Um dos fatores, segundo os especialistas, é a diminuição do número de armas no Brasil. Dez anos após a sanção do Estatuto do Desarmamento, pelo então presidente Luiz Inácio Lula da Silva, um estudo do Instituto de Pesquisa Aplicada (Ipea) publicado neste mês revela que o número de armas de fogo compradas no país caiu de 57 mil para 37 mil entre 2003, ano da criação do estatuto, e 2009, uma queda de 35,7%. Além disso, o médico Mario Monteiro, pesquisador do Núcleo de Pesquisas das Violências (NPV), da Uerj, crê que outros fatores contribuíram para isso:

– A campanha de desarmamento colaborou com a redução dos casos de agressão com arma de fogo, mas outros fatores, como a redução do desemprego, a melhoria na qualificação para o trabalho de jovens que iniciam sua vida economicamente ativa e as políticas de redução da miséria e da pobreza, são condições que diminuem a criminalidade e, consequentemente, as agressões com armas de fogo.

 Reprodução No entanto, o organizador do Mapa da Violência, Julio Waiselfisz, adverte que a situação ainda é alarmante:

– A melhora não foi tão significativa quanto pode parecer. O Brasil conseguiu parar essa espiral de crescimento da violência que havia na década de 80 e 90. Mas, fazendo analogia com um hospital, o paciente ainda está na UTI.

A UTI, neste caso, é representada pelos 38.892 óbitos por armas de fogo no Brasil em 2010 (346,5% mais que no ano de 1980, quando foram registradas 8.710 mortes), levando o país à 9ª posição do ranking mundial de mortes deste tipo e ultrapassando o número de vítimas da Guerra do Golfo e do conflito entre Israel e Palestina, por exemplo. Países superpopulosos como China e Índia também são superados. A taxa brasileira de 20,4 mortos a cada 100 mil habitantes é superada por El Salvador (50,4), Venezuela (49,5), Guatemala (39,4), Colômbia (37,8), Iraque (27,7) e Panamá (20,7).

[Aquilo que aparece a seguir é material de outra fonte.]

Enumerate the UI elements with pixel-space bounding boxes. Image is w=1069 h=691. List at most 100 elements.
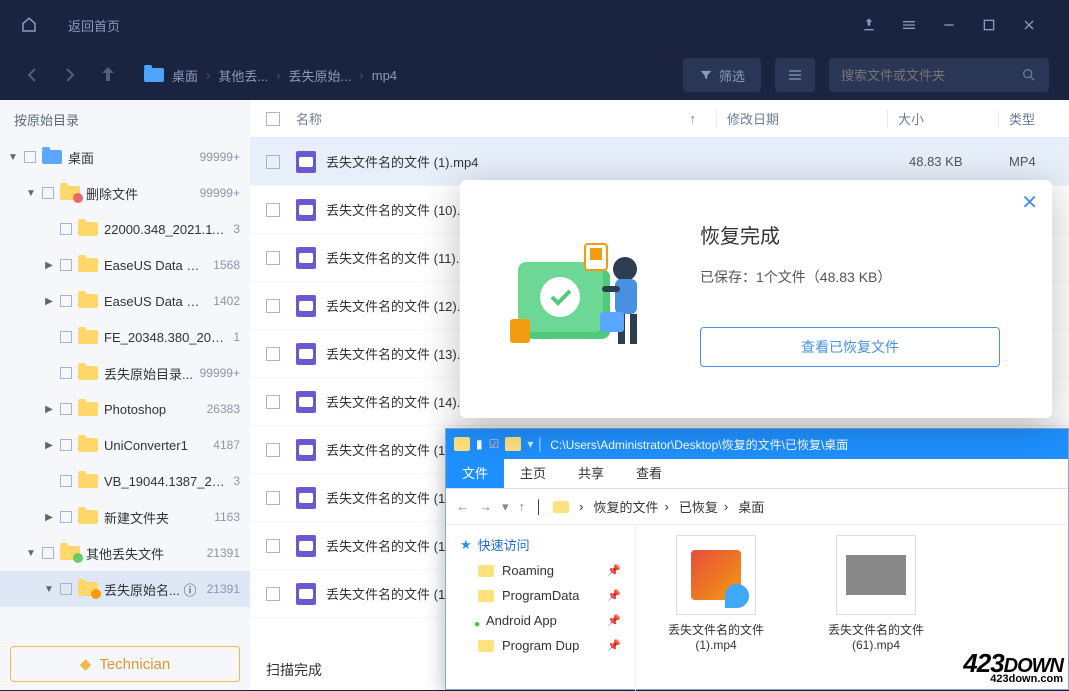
recovery-complete-dialog: ✕ 恢复完成 已保存：1个文件（48.83 KB） 查看已恢复文件 (460, 180, 1052, 418)
checkbox[interactable] (42, 547, 54, 559)
select-all-checkbox[interactable] (266, 112, 280, 126)
checkbox[interactable] (266, 155, 280, 169)
tree-item[interactable]: ▶EaseUS Data Re...1402 (0, 283, 250, 319)
search-input[interactable] (829, 58, 1049, 92)
video-file-icon (296, 391, 316, 413)
tree-item[interactable]: ▼删除文件99999+ (0, 175, 250, 211)
tree-item[interactable]: ▶Photoshop26383 (0, 391, 250, 427)
explorer-sidebar: ★快速访问 Roaming📌ProgramData📌●Android App📌P… (446, 525, 636, 691)
tab-home[interactable]: 主页 (504, 457, 562, 488)
up-icon[interactable] (96, 63, 120, 87)
quick-access-item[interactable]: Roaming📌 (446, 558, 635, 583)
checkbox[interactable] (266, 491, 280, 505)
forward-icon[interactable] (58, 63, 82, 87)
video-file-icon (296, 247, 316, 269)
tree-item[interactable]: ▼桌面99999+ (0, 139, 250, 175)
checkbox[interactable] (266, 203, 280, 217)
breadcrumb-seg[interactable]: 丢失原始... (289, 66, 352, 85)
tab-file[interactable]: 文件 (446, 457, 504, 488)
explorer-nav: ← → ▾ ↑ │ › 恢复的文件 › 已恢复 › 桌面 (446, 489, 1068, 525)
breadcrumb: 桌面› 其他丢...› 丢失原始...› mp4 (144, 66, 397, 85)
minimize-icon[interactable] (929, 5, 969, 45)
checkbox[interactable] (42, 187, 54, 199)
folder-icon (60, 186, 80, 200)
back-icon[interactable]: ← (456, 499, 469, 514)
tree-item[interactable]: 丢失原始目录...99999+ (0, 355, 250, 391)
col-date[interactable]: 修改日期 (727, 109, 887, 128)
checkbox[interactable] (60, 223, 72, 235)
folder-icon (78, 330, 98, 344)
checkbox[interactable] (60, 259, 72, 271)
quick-access-item[interactable]: Program Dup📌 (446, 633, 635, 658)
tab-view[interactable]: 查看 (620, 457, 678, 488)
back-icon[interactable] (20, 63, 44, 87)
quick-access[interactable]: ★快速访问 (446, 531, 635, 558)
path-seg[interactable]: 桌面 (738, 497, 764, 516)
checkbox[interactable] (60, 403, 72, 415)
checkbox[interactable] (266, 299, 280, 313)
checkbox[interactable] (60, 439, 72, 451)
checkbox[interactable] (266, 443, 280, 457)
tree-item[interactable]: 22000.348_2021.11...3 (0, 211, 250, 247)
tab-share[interactable]: 共享 (562, 457, 620, 488)
technician-button[interactable]: ◆ Technician (10, 646, 240, 682)
filter-button[interactable]: 筛选 (683, 58, 761, 92)
close-icon[interactable] (1009, 5, 1049, 45)
checkbox[interactable] (266, 251, 280, 265)
breadcrumb-seg[interactable]: 其他丢... (218, 66, 268, 85)
col-name[interactable]: 名称 (296, 109, 690, 128)
back-home-link[interactable]: 返回首页 (68, 16, 120, 35)
forward-icon[interactable]: → (479, 499, 492, 514)
tree-item[interactable]: ▶EaseUS Data Re...1568 (0, 247, 250, 283)
path-seg[interactable]: 已恢复 › (679, 497, 728, 516)
checkbox[interactable] (60, 511, 72, 523)
tree-item[interactable]: ▼丢失原始名... ⓘ21391 (0, 571, 250, 607)
file-header: 名称 ↑ 修改日期 大小 类型 (250, 100, 1069, 138)
home-icon[interactable] (20, 16, 38, 34)
maximize-icon[interactable] (969, 5, 1009, 45)
checkbox[interactable] (266, 587, 280, 601)
folder-icon (78, 258, 98, 272)
checkbox[interactable] (24, 151, 36, 163)
pin-icon: 📌 (607, 564, 621, 577)
close-icon[interactable]: ✕ (1021, 190, 1038, 215)
tree-item[interactable]: ▶UniConverter14187 (0, 427, 250, 463)
checkbox[interactable] (266, 347, 280, 361)
path-seg[interactable]: 恢复的文件 › (594, 497, 669, 516)
explorer-title-path: C:\Users\Administrator\Desktop\恢复的文件\已恢复… (550, 436, 848, 453)
folder-icon (78, 222, 98, 236)
breadcrumb-seg[interactable]: 桌面 (172, 66, 198, 85)
tree-item[interactable]: VB_19044.1387_20...3 (0, 463, 250, 499)
tree-item[interactable]: ▼其他丢失文件21391 (0, 535, 250, 571)
chevron-down-icon[interactable]: ▾ (502, 499, 509, 515)
checkbox[interactable] (266, 539, 280, 553)
search-field[interactable] (841, 68, 1021, 83)
quick-access-item[interactable]: ●Android App📌 (446, 608, 635, 633)
sort-arrow-icon: ↑ (690, 111, 697, 126)
up-icon[interactable]: ↑ (519, 499, 526, 514)
checkbox[interactable] (60, 295, 72, 307)
col-size[interactable]: 大小 (898, 109, 998, 128)
folder-icon (60, 546, 80, 560)
folder-icon (78, 402, 98, 416)
explorer-file[interactable]: 丢失文件名的文件(61).mp4 (816, 535, 936, 681)
checkbox[interactable] (60, 367, 72, 379)
menu-icon[interactable] (889, 5, 929, 45)
quick-access-item[interactable]: ProgramData📌 (446, 583, 635, 608)
export-icon[interactable] (849, 5, 889, 45)
file-row[interactable]: 丢失文件名的文件 (1).mp448.83 KBMP4 (250, 138, 1069, 186)
tree-item[interactable]: ▶新建文件夹1163 (0, 499, 250, 535)
checkbox[interactable] (60, 331, 72, 343)
explorer-titlebar[interactable]: ▮ ☑ ▾ │ C:\Users\Administrator\Desktop\恢… (446, 429, 1068, 459)
folder-icon (78, 438, 98, 452)
explorer-file[interactable]: 丢失文件名的文件 (1).mp4 (656, 535, 776, 681)
checkbox[interactable] (60, 475, 72, 487)
breadcrumb-seg[interactable]: mp4 (372, 68, 397, 83)
tree-item[interactable]: FE_20348.380_202...1 (0, 319, 250, 355)
dialog-text: 已保存：1个文件（48.83 KB） (700, 267, 1022, 287)
view-mode-button[interactable] (775, 58, 815, 92)
view-recovered-button[interactable]: 查看已恢复文件 (700, 327, 1000, 367)
checkbox[interactable] (266, 395, 280, 409)
col-type[interactable]: 类型 (1009, 109, 1069, 128)
checkbox[interactable] (60, 583, 72, 595)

O fato de que boa parte dos países no topo do ranking está na América Latina se dá por dois motivos, de acordo com Julio Waiselfisz: a “cultura da violência” no continente e a falta de pesquisas sobre o tema nos países da África Subsaariana. Ele acredita que os conflitos étnicos da região poderiam liderar as estatísticas de mortes por armas de fogo.

Nos Estados Unidos, onde ataques a universidades e escolas são eventuais, a taxa é de 10,3 mortes, e o país ocupa a 16ª posição no ranking, sete abaixo do Brasil. Por lá, o problema maior é o suicídio. Segundo o Centro de Controle de Prevenção de Doenças dos Estados Unidos, das 31 mil mortes por armas de fogo no país norte-americano, cerca de 19 mil acontecem por suicídio, o que representa 67% dos óbitos deste tipo.

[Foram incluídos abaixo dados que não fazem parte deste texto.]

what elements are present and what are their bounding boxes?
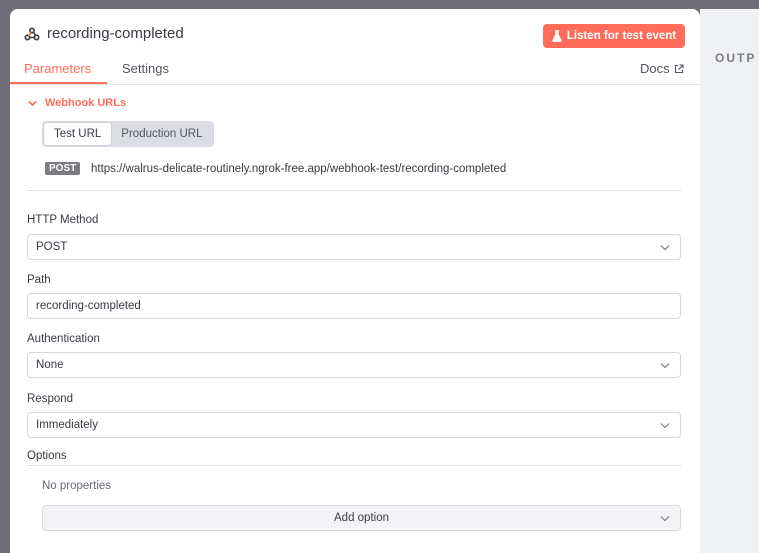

Desde dezembro de 2012, quando um atirador matou 26 pessoas em uma escola em Newtown, o assunto voltou com força ao debate nos EUA. Em janeiro deste ano, o presidente americano Barack Obama anunciou um pacote de propostas de controle ao acesso de armas no país. O conjunto de 23 ordens de Obama, entre elas a checagem de antecedentes dos compradores de armas, tramita no Congresso, com frequentes apelos do presidente para sua aprovação.

O estado de Connecticut, onde ocorreu o massacre de Newtown, aprovou na última quinta-feira, 4, as leis mais rígidas dos Estados Unidos em relação à compra e venda de armas de fogo, e, se o governador Daniel Malloy as assinar, será o terceiro estado americano a sancionar leis deste tipo.